DETROIT It's a touchy subject, and one that Jason Johnson doesn't like to discuss, but on days like this, comparisons to last season are bound to come up.

The Baltimore Orioles right-hander had brushed aside all thoughts of last year's 1-10 nightmare through spring training and his first three starts of the season, showing new command of his pitches and new stability in his sometimes fragile psyche.

Neither Johnson nor Orioles manager Mike Hargrove could avoid the inevitable comparison yesterday afternoon, though, after the 27-year-old lasted just 2 2/3 innings in Baltimore's 8-2 loss to the Detroit Tigers.

Johnson, who gave up four runs and eight hits in the shortest outing by an Orioles starter this year, declined to discuss last season. Hargrove, while noticing some similarities between yesterday's outing and the majority of Johnson's 2000 starts, took the high road.

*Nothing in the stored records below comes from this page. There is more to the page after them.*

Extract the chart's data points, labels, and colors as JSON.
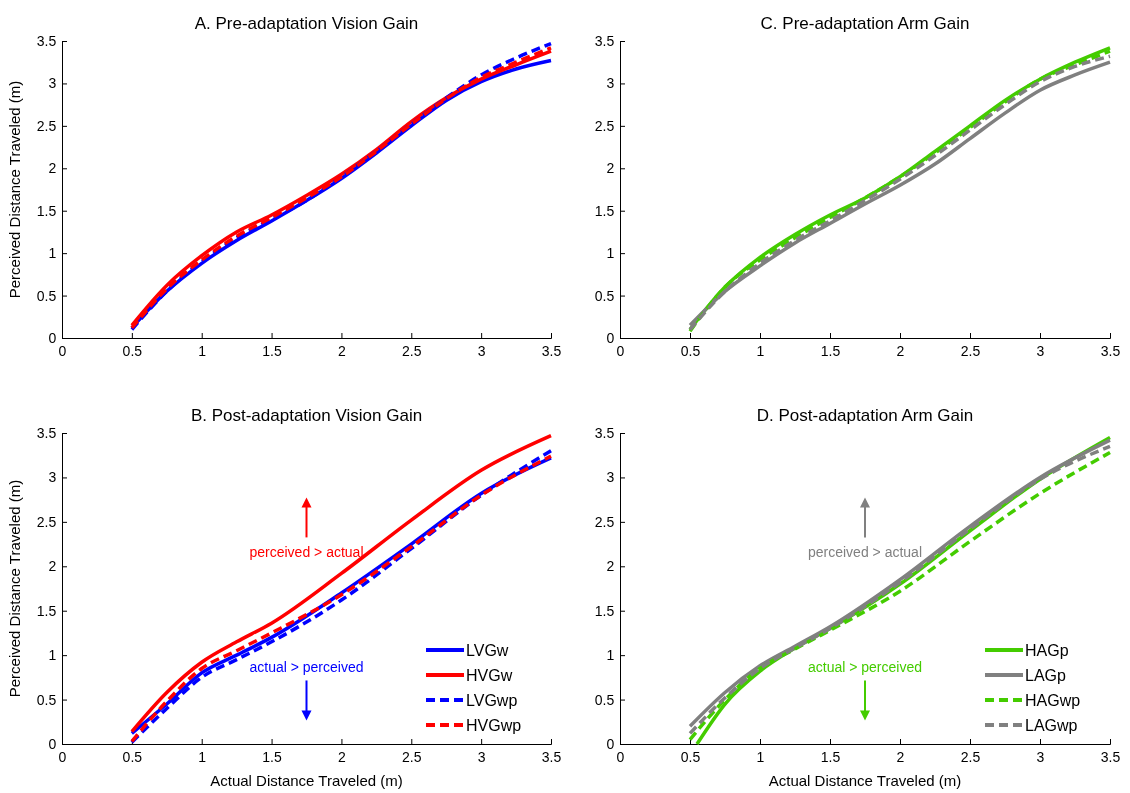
{
  "chart_data": [
    {
      "type": "line",
      "title": "A. Pre-adaptation Vision Gain",
      "ylabel": "Perceived Distance Traveled (m)",
      "xlim": [
        0,
        3.5
      ],
      "xticks": [
        0,
        0.5,
        1,
        1.5,
        2,
        2.5,
        3,
        3.5
      ],
      "ylim": [
        0,
        3.5
      ],
      "yticks": [
        0,
        0.5,
        1,
        1.5,
        2,
        2.5,
        3,
        3.5
      ],
      "legend": false,
      "x": [
        0.5,
        0.75,
        1,
        1.25,
        1.5,
        1.75,
        2,
        2.25,
        2.5,
        2.75,
        3,
        3.25,
        3.5
      ],
      "series": [
        {
          "color": "#0000ff",
          "line_style": "solid",
          "values": [
            0.12,
            0.55,
            0.88,
            1.15,
            1.38,
            1.62,
            1.88,
            2.18,
            2.5,
            2.8,
            3.02,
            3.17,
            3.27
          ]
        },
        {
          "color": "#ff0000",
          "line_style": "solid",
          "values": [
            0.15,
            0.62,
            0.97,
            1.25,
            1.45,
            1.68,
            1.93,
            2.22,
            2.55,
            2.83,
            3.05,
            3.22,
            3.38
          ]
        },
        {
          "color": "#0000ff",
          "line_style": "dashed",
          "values": [
            0.1,
            0.55,
            0.9,
            1.18,
            1.4,
            1.62,
            1.9,
            2.2,
            2.52,
            2.83,
            3.1,
            3.3,
            3.47
          ]
        },
        {
          "color": "#ff0000",
          "line_style": "dashed",
          "values": [
            0.12,
            0.58,
            0.92,
            1.2,
            1.42,
            1.65,
            1.9,
            2.2,
            2.52,
            2.82,
            3.07,
            3.25,
            3.42
          ]
        }
      ]
    },
    {
      "type": "line",
      "title": "C. Pre-adaptation Arm Gain",
      "xlim": [
        0,
        3.5
      ],
      "xticks": [
        0,
        0.5,
        1,
        1.5,
        2,
        2.5,
        3,
        3.5
      ],
      "ylim": [
        0,
        3.5
      ],
      "yticks": [
        0,
        0.5,
        1,
        1.5,
        2,
        2.5,
        3,
        3.5
      ],
      "legend": false,
      "x": [
        0.5,
        0.75,
        1,
        1.25,
        1.5,
        1.75,
        2,
        2.25,
        2.5,
        2.75,
        3,
        3.25,
        3.5
      ],
      "series": [
        {
          "color": "#44cc00",
          "line_style": "solid",
          "values": [
            0.1,
            0.6,
            0.95,
            1.22,
            1.45,
            1.65,
            1.9,
            2.2,
            2.5,
            2.8,
            3.05,
            3.25,
            3.42
          ]
        },
        {
          "color": "#808080",
          "line_style": "solid",
          "values": [
            0.15,
            0.55,
            0.85,
            1.12,
            1.35,
            1.58,
            1.8,
            2.05,
            2.35,
            2.65,
            2.92,
            3.1,
            3.25
          ]
        },
        {
          "color": "#44cc00",
          "line_style": "dashed",
          "values": [
            0.08,
            0.6,
            0.92,
            1.18,
            1.42,
            1.65,
            1.9,
            2.18,
            2.48,
            2.78,
            3.05,
            3.22,
            3.38
          ]
        },
        {
          "color": "#808080",
          "line_style": "dashed",
          "values": [
            0.1,
            0.55,
            0.88,
            1.15,
            1.38,
            1.62,
            1.87,
            2.15,
            2.45,
            2.75,
            3.02,
            3.2,
            3.32
          ]
        }
      ]
    },
    {
      "type": "line",
      "title": "B. Post-adaptation Vision Gain",
      "xlabel": "Actual Distance Traveled (m)",
      "ylabel": "Perceived Distance Traveled (m)",
      "xlim": [
        0,
        3.5
      ],
      "xticks": [
        0,
        0.5,
        1,
        1.5,
        2,
        2.5,
        3,
        3.5
      ],
      "ylim": [
        0,
        3.5
      ],
      "yticks": [
        0,
        0.5,
        1,
        1.5,
        2,
        2.5,
        3,
        3.5
      ],
      "legend": "bottom right",
      "annotations": [
        "perceived > actual",
        "actual > perceived"
      ],
      "x": [
        0.5,
        0.75,
        1,
        1.25,
        1.5,
        2,
        2.5,
        3,
        3.5
      ],
      "series": [
        {
          "name": "LVGw",
          "color": "#0000ff",
          "line_style": "solid",
          "values": [
            0.12,
            0.45,
            0.8,
            1.0,
            1.2,
            1.7,
            2.25,
            2.82,
            3.22
          ]
        },
        {
          "name": "HVGw",
          "color": "#ff0000",
          "line_style": "solid",
          "values": [
            0.14,
            0.58,
            0.92,
            1.15,
            1.36,
            1.92,
            2.52,
            3.08,
            3.47
          ]
        },
        {
          "name": "LVGwp",
          "color": "#0000ff",
          "line_style": "dashed",
          "values": [
            0.02,
            0.4,
            0.75,
            0.95,
            1.15,
            1.62,
            2.2,
            2.8,
            3.3
          ]
        },
        {
          "name": "HVGwp",
          "color": "#ff0000",
          "line_style": "dashed",
          "values": [
            0.03,
            0.48,
            0.85,
            1.05,
            1.25,
            1.68,
            2.22,
            2.8,
            3.24
          ]
        }
      ]
    },
    {
      "type": "line",
      "title": "D. Post-adaptation Arm Gain",
      "xlabel": "Actual Distance Traveled (m)",
      "xlim": [
        0,
        3.5
      ],
      "xticks": [
        0,
        0.5,
        1,
        1.5,
        2,
        2.5,
        3,
        3.5
      ],
      "ylim": [
        0,
        3.5
      ],
      "yticks": [
        0,
        0.5,
        1,
        1.5,
        2,
        2.5,
        3,
        3.5
      ],
      "legend": "bottom right",
      "annotations": [
        "perceived > actual",
        "actual > perceived"
      ],
      "series": [
        {
          "name": "HAGp",
          "color": "#44cc00",
          "line_style": "solid",
          "x": [
            0.55,
            0.75,
            1,
            1.25,
            1.5,
            2,
            2.5,
            3,
            3.5
          ],
          "values": [
            0,
            0.45,
            0.82,
            1.08,
            1.3,
            1.8,
            2.4,
            2.98,
            3.45
          ]
        },
        {
          "name": "LAGp",
          "color": "#808080",
          "line_style": "solid",
          "x": [
            0.5,
            0.75,
            1,
            1.25,
            1.5,
            2,
            2.5,
            3,
            3.5
          ],
          "values": [
            0.2,
            0.58,
            0.88,
            1.1,
            1.32,
            1.85,
            2.45,
            3.0,
            3.42
          ]
        },
        {
          "name": "HAGwp",
          "color": "#44cc00",
          "line_style": "dashed",
          "x": [
            0.5,
            0.75,
            1,
            1.25,
            1.5,
            2,
            2.5,
            3,
            3.5
          ],
          "values": [
            0.05,
            0.5,
            0.85,
            1.07,
            1.28,
            1.72,
            2.28,
            2.82,
            3.28
          ]
        },
        {
          "name": "LAGwp",
          "color": "#808080",
          "line_style": "dashed",
          "x": [
            0.5,
            0.75,
            1,
            1.25,
            1.5,
            2,
            2.5,
            3,
            3.5
          ],
          "values": [
            0.12,
            0.52,
            0.85,
            1.08,
            1.3,
            1.82,
            2.42,
            2.98,
            3.35
          ]
        }
      ]
    }
  ]
}
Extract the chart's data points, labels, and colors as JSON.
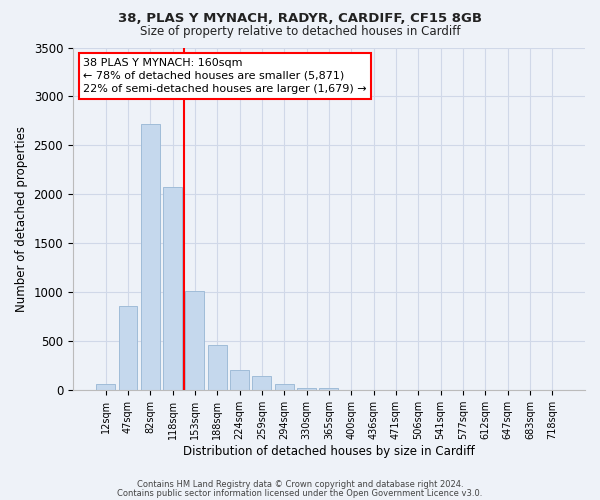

"I hesitate to compare it to last year. Last year's last year it's over," Hargrove said. "Obviously, the results were similar to last year. He just got hit, and that's going to happen. You make 34 starts, you're going to have three or four where you're going to get hammered around."

Johnson (1-2) says he has fallen into a "little rut." He began noticing a slight kink in his delivery during his last start against the Tampa Bay Devil Rays and felt it again yesterday.

"Instead of being smooth like I was the first three starts, the last two I've been kind of jerky in my windup and trying to throw too hard," he said. "I'm just going to have to settle down and be a little more smooth like I was in Florida, and things will be OK."

The problem was obvious from the start yesterday. The first five Detroit batters all hit deep drives to the outfield: a leadoff home run by Jose Macias, a pair of long fly outs by Ryan Jackson and Bobby Higginson, a double to left-center by Tony Clark and a triple to right-center by Wendell Magee.

"He was up with everything and couldn't get his slow stuff over," Hargrove said. "He'd make a good pitch, and they'd foul it off. His location wasn't good today."

The Tigers, who snapped a seven-game losing streak and dashed Baltimore's hopes of reaching the .500 mark, never let up against Johnson. Three singles, a double and a walk in the third inning ended his day and put Detroit up 4-0.

Behind a strong long relief appearance by lefty B.J. Ryan (one run, no hits in 3 1/3 innings) and a brief sixth-inning rally, the Orioles were able to keep things close. With Mike Bordick on first, Delino DeShields lofted a fly ball between left fielder Higginson and center fielder Juan Encarnacion that turned into DeShields' second triple of the series and one of three hit yesterday.

DeShields scored on a passed ball to cut the deficit to 4-2, but Baltimore managed little more offense against Tigers right-hander Chris Holt (2-2), who tossed the fourth complete game of his career to end the Orioles' three-game winning streak.

Rookie reliever Jorge Julio, making his major league debut, couldn't keep the Orioles close, giving up three runs, two hits and two walks while committing an error in two-thirds of an inning. The 22-year-old right-hander, whom the club says has the stuff to become a closer someday, was overwhelmed in his first appearance above Class AA, allowing a bases-clearing triple by Encarnacion that ended up behind the flagpole some 435 feet away in deep left-center at Comerica Park.

"Julio came in and was obviously nervous," Hargrove said. "The guy normally throws the ball 95-97 mph, and I looked up there and it was 88-89. You run into that with young kids. I don't necessarily think that you can base a decision on one outing for anybody, but especially with a kid who's got the talent that he has."

The Venezuelan native, who had four saves and a 0.00 ERA in six games with the Bowie Baysox, was relieved, at the least, to get his first major league appearance out of the way.

"The second opportunity I get, I'm not going to come in the same way I did the first time," he said, through a interpreter.

Notes Holding true to his word, Hargrove sat third baseman Cal Ripken for the third time in six games yesterday. Hargrove had informed the 40-year-old All-Star that his playing time will be diminished to "two to five games a week." …

With the Baltimore bullpen stretched thin, left-hander Chuck McElroy made a brief, two-batter appearance in the eighth inning. McElroy will still start tomorrow night against Minnesota… .

First baseman David Segui missed his third straight game with a bruised left finger, the result of getting spiked Sunday against Tampa Bay. Hargrove said he wouldn't be surprised if Segui, who is day-to-day, is available to play this weekend in Minnesota.